Israel’s War Cabinet has agreed to allow two fuel tankers a day into the Gaza Strip following a U.S. request amid warnings by the United Nations of a growing possibility of widespread starvation in Gaza, Israel’s National Security Advisor Tzachi Hanegbi said on 17 November.
Hanegbi said that the Coordinator of Government Activities in the Territories (COGAT) will allow 60,000 liters (15,850 gallons) a day — a quantity he described as “very minimal.” He also said that the decision to allow fuel tankers into Gaza was “taken due to [Israel’s] willingness to avoid the spread of pandemics.”
The vast majority of the fuel will be used for water and sewage systems — which Hanegbi described as on the verge of collapsing — and will also be used by UNRWA trucks as well as for waste disposal, bakeries, and hospitals in southern Gaza, a US official told CNN.
Around 20,000 liters will be used every 48 hours to power telecommunications company Paltel’s generators following the frequent complete communications shutdowns happening in Gaza due to the severe fuel shortage.
The decision was criticized by various members of the Israeli government, and some asked for the policy to be reversed.
“That decision is extremely odd. This decision is a spit in the face of IDF soldiers, bereaved families, the hostages, and their families,” Israeli Finance Minister Bezalel Smotrich said. “This is not how you win a war, that’s not how you destroy Hamas, and that’s not how we’ll return the hostages.”
The World Health Organization issued a warning on 17 November about the situation in Gaza and the limited number of available medical facilities, stating that it is “clearly not enough to support the endless needs.”
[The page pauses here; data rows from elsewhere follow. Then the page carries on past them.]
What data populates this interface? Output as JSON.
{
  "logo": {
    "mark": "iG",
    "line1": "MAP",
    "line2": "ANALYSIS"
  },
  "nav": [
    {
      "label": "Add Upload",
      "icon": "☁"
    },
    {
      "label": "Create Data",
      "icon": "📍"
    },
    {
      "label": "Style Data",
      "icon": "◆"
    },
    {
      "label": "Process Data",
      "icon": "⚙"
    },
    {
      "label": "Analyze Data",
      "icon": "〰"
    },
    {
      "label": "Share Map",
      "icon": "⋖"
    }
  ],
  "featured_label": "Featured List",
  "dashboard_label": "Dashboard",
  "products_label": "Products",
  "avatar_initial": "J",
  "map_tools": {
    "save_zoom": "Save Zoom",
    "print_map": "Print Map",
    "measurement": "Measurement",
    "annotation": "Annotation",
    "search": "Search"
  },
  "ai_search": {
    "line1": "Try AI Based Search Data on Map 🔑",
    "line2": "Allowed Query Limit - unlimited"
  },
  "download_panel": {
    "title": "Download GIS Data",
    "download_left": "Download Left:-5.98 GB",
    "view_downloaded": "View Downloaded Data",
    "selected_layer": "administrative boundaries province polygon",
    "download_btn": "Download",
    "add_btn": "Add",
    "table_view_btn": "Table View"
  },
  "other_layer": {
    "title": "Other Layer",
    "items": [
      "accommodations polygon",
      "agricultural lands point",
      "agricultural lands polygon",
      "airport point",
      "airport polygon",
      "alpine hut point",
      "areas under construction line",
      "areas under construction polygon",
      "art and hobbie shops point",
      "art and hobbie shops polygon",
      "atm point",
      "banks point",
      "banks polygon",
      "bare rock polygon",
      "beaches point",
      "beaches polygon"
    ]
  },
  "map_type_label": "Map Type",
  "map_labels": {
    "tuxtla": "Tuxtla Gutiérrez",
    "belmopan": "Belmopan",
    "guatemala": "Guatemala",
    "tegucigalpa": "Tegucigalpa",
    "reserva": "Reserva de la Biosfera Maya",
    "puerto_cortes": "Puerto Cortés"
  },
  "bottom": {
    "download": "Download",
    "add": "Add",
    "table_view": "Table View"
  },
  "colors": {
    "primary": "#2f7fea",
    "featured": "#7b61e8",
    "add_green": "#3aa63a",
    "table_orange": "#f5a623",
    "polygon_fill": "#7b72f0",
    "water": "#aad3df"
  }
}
This came after the head of the UNRWA said that the lack of fuel is jeopardizing the “entire architecture of the humanitarian response” in Gaza, where raw sewage is now flooding the streets.
THE CONFLICT SO FAR
After a surprise attack conducted on 7 October by Hamas on a number of southern Israeli towns which resulted in the deaths of an estimated 1,200 people and more than 220 being taken hostage by Hamas, Israel launched a retaliatory bombing campaign against what it describes as ‘terrorist targets’ in the Gaza Strip.
Over 12,000 Palestinians have been killed in the Gaza Strip — including at least 5,000 children — and over 27,490 others injured. Meanwhile, at least 186 Palestinians have been killed in the West Bank and at least 2,700 have been injured.
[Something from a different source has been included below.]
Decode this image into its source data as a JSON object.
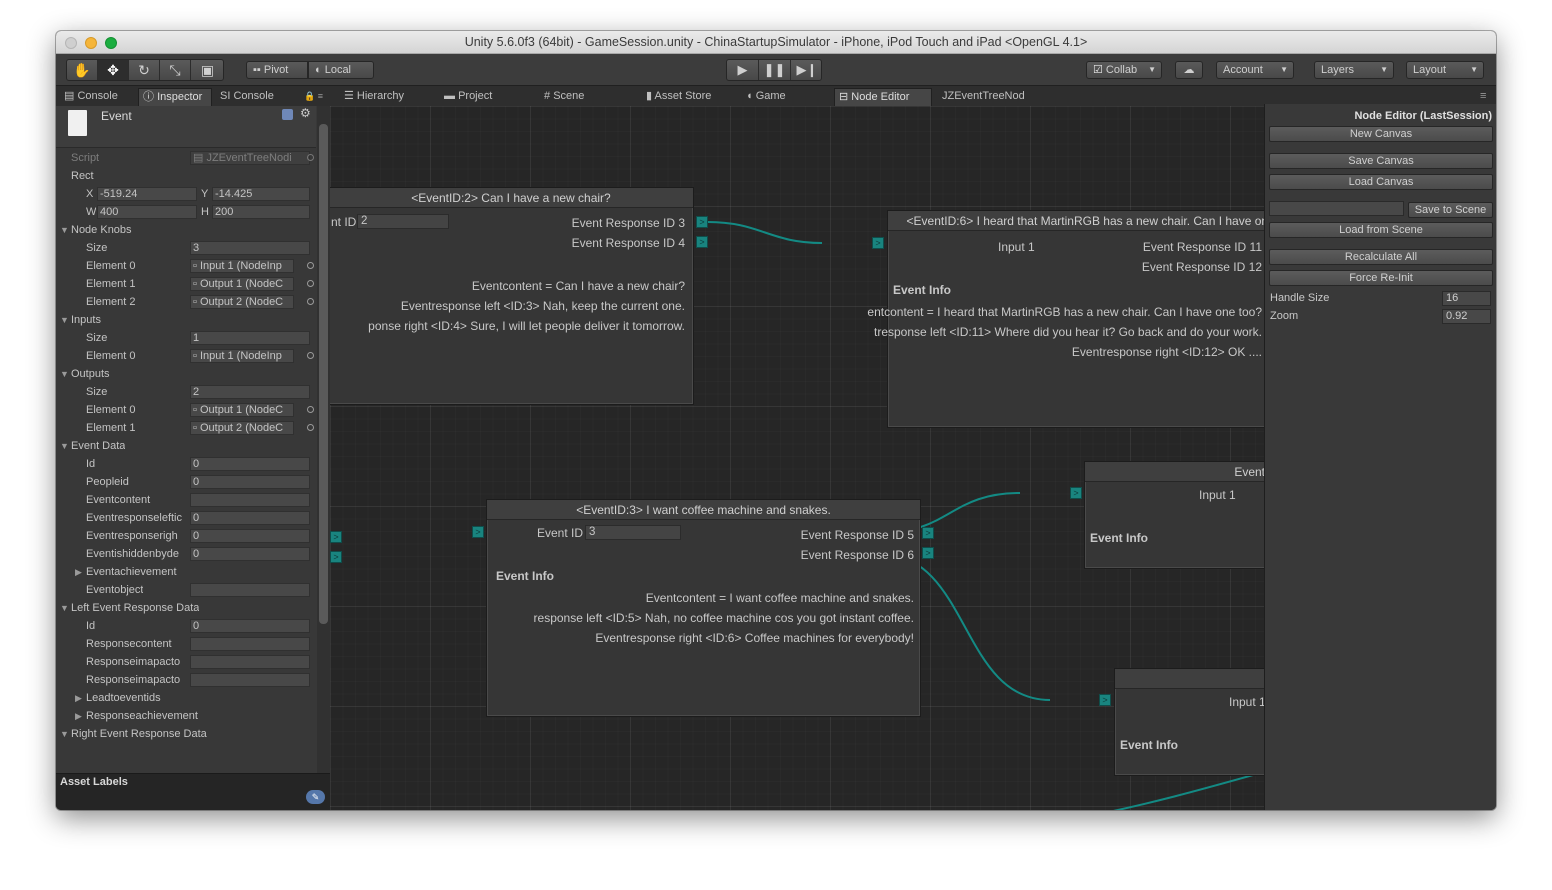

The priority of the Egyptian government since the beginning of the conflict has been deescalation and the securing of a path for aid to enter the Gaza Strip through the Rafah crossing. Israel bombed the crossing at least six times, and limited aid trucks have crossed to Gaza so far, which UN officials warn is insufficient amid dire humanitarian conditions.
Most Western countries, with the United States at the forefront, have expressed unconditional support for Israel, despite the steadily rising death toll in Gaza. Meanwhile, the United Nations General Assembly has issued a resolution calling for a ceasefire.